Le XXe siècle s’est arrêté un beau jour de
1989, avec la chute du mur de Berlin. Ce qui jusqu’à la
veille palpitait dans le présent a soudainement semblé
faire partie de l’histoire. Profondément affectée
par cette rupture, l’historiographie a dû remettre en cause
ses paradigmes, questionner ses méthodes, redéfinir ses
domaines. Les clivages figés de la Guerre froide ont
laissé place à un monde
« liquide », et la nouvelle histoire globale,
en lieu et place d’un siècle divisé en blocs,
s’est intéressée aux réseaux
d’échanges économiques, aux transferts
démographiques, aux hybridations culturelles à
l’échelle de la planète.

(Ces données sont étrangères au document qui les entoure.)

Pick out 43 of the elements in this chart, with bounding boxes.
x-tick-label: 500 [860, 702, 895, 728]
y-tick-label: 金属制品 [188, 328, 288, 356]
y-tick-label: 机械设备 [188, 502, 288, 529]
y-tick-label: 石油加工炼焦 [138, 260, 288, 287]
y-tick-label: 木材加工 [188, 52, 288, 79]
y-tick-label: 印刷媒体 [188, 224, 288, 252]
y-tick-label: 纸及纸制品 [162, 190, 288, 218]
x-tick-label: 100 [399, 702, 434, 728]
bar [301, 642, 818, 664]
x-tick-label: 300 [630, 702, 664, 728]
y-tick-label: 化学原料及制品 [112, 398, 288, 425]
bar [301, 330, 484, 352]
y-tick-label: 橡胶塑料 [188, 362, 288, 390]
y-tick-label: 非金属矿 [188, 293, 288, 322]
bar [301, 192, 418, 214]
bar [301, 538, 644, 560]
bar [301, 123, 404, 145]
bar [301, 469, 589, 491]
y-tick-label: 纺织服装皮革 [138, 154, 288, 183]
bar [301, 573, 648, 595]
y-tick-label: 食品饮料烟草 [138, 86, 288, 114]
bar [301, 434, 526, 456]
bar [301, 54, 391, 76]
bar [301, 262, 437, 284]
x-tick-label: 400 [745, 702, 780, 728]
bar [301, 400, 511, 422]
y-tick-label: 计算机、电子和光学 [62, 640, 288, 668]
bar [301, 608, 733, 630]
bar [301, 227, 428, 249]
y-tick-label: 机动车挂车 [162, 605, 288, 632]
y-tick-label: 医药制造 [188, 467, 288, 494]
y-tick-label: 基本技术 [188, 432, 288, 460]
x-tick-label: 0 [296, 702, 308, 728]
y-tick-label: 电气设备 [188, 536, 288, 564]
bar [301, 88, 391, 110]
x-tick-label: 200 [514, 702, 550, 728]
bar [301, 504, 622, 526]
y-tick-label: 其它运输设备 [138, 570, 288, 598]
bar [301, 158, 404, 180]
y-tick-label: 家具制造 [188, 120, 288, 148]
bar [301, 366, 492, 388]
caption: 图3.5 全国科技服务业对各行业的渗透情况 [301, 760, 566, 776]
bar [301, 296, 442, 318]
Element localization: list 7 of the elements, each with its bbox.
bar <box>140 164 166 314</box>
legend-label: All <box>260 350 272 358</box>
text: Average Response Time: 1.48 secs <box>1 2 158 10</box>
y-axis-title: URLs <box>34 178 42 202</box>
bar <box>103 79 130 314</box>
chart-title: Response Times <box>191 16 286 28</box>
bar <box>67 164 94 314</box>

Dans ce livre, Enzo
Traverso reconstitue de manière magistrale et critique le
tableau d’ensemble des mutations qui sont au cœur des
grands débats historiographiques actuels. Il y aborde les
grandes catégories interprétatives, tant anciennes
(révolution, fascisme) que nouvelles (biopouvoir), pour mettre
en lumière à la fois la fécondité et les
limites de leurs apports ou de leurs métamorphoses. Il y
interroge le comparatisme historique, d’abord en étudiant
les usages de la Shoah comme paradigme des génocides, puis en
mettant en parallèle l’exil juif et la diaspora noire,
deux thèmes majeurs de l’histoire intellectuelle.